- Directed by: Anne Renton
- Written by: Paula Goldberg Claire V. Riley
- Produced by: Jennifer Dubin Cora Olson
- Starring: Kathleen Turner Emily Deschanel Jason Ritter Michael McGrady Richard Chamberlain Elizabeth Peña
- Cinematography: Andre Lascaris
- Edited by: Christopher Kroll
- Music by: Andrew Kaiser
- Production companies: Present Pictures Certainty Films
- Distributed by: Variance Films
- Release dates: April 24, 2011 (Tribeca Film Festival); May 4, 2012 (United States);
- Running time: 84 minutes
- Country: United States
- Language: English
- Box office: $110,013

= The Perfect Family (2011 film) =

The Perfect Family is a 2011 comedy-drama film directed by Anne Renton and starring Kathleen Turner, Emily Deschanel, Jason Ritter, Michael McGrady, Shannon Cochran, Sharon Lawrence, Angelique Cabral, Richard Chamberlain, and Elizabeth Peña.

==Plot==
Eileen is a devout Catholic and the current front runner for her parish's "Catholic Woman of the Year" award.
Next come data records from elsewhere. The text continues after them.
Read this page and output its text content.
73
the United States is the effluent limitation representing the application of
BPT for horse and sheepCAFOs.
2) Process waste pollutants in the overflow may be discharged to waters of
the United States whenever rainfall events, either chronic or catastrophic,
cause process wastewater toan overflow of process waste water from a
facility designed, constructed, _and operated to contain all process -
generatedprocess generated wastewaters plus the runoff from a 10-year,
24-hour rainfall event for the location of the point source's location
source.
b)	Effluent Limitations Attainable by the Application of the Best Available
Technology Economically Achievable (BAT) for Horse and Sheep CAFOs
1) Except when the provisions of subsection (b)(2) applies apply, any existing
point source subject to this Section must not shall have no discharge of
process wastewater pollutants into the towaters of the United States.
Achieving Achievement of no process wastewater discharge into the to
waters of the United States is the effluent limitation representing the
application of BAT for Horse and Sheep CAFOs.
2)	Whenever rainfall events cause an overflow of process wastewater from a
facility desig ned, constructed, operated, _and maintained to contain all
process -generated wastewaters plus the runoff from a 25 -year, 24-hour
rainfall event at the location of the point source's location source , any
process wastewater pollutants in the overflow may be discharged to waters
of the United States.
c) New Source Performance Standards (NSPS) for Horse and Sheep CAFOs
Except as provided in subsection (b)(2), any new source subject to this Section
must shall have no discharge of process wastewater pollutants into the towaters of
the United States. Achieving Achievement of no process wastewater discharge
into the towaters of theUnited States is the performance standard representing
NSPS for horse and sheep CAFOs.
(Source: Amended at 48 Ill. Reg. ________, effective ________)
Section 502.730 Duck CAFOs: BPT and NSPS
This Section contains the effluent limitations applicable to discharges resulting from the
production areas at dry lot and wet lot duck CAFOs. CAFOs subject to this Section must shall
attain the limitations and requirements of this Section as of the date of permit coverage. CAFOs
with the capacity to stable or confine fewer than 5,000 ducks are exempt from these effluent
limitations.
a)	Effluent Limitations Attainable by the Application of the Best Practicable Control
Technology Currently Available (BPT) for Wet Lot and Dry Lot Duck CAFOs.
To win the award and beat her rival, she must prove that she has the perfect Catholic family. However, her recovering alcoholic husband, her lesbian daughter who is having a child with her partner Angela, and her son who has left his wife and kids for an older woman stand in the way of Eileen getting her award. She eventually learns to accept her family for who they are. At the award luncheon Eileen is only with her sister, but in the end her whole family comes to support her.

==Cast==
- Kathleen Turner as Eileen Cleary
- Emily Deschanel as Shannon Cleary
- Jason Ritter as Frank Cleary Jr.
- Michael McGrady as Frank Cleary
- Shannon Cochran as Mary Donovan
- Sharon Lawrence as Agnes Dunn
- Angelique Cabral as Angela Rayes
- Richard Chamberlain as Monsignor Murphy
- Elizabeth Peña as Christina Reyes
- Gregory Zaragoza as Louis Reyes
- Kristen Dalton as Theresa Henessy
- Laura Cerón as Carmelita
- Scott Michael Campbell as Father Joe MacDonald
- Hansford Rowe as Archbishop Donnelly of Dublin

== Reception ==
The film has a 52% critics' rating on review aggregator website Rotten Tomatoes. Both Frank Scheck of The Hollywood Reporter and Ronnie Scheib of Variety critiqued the film's tone but praised the performances, especially Turner's.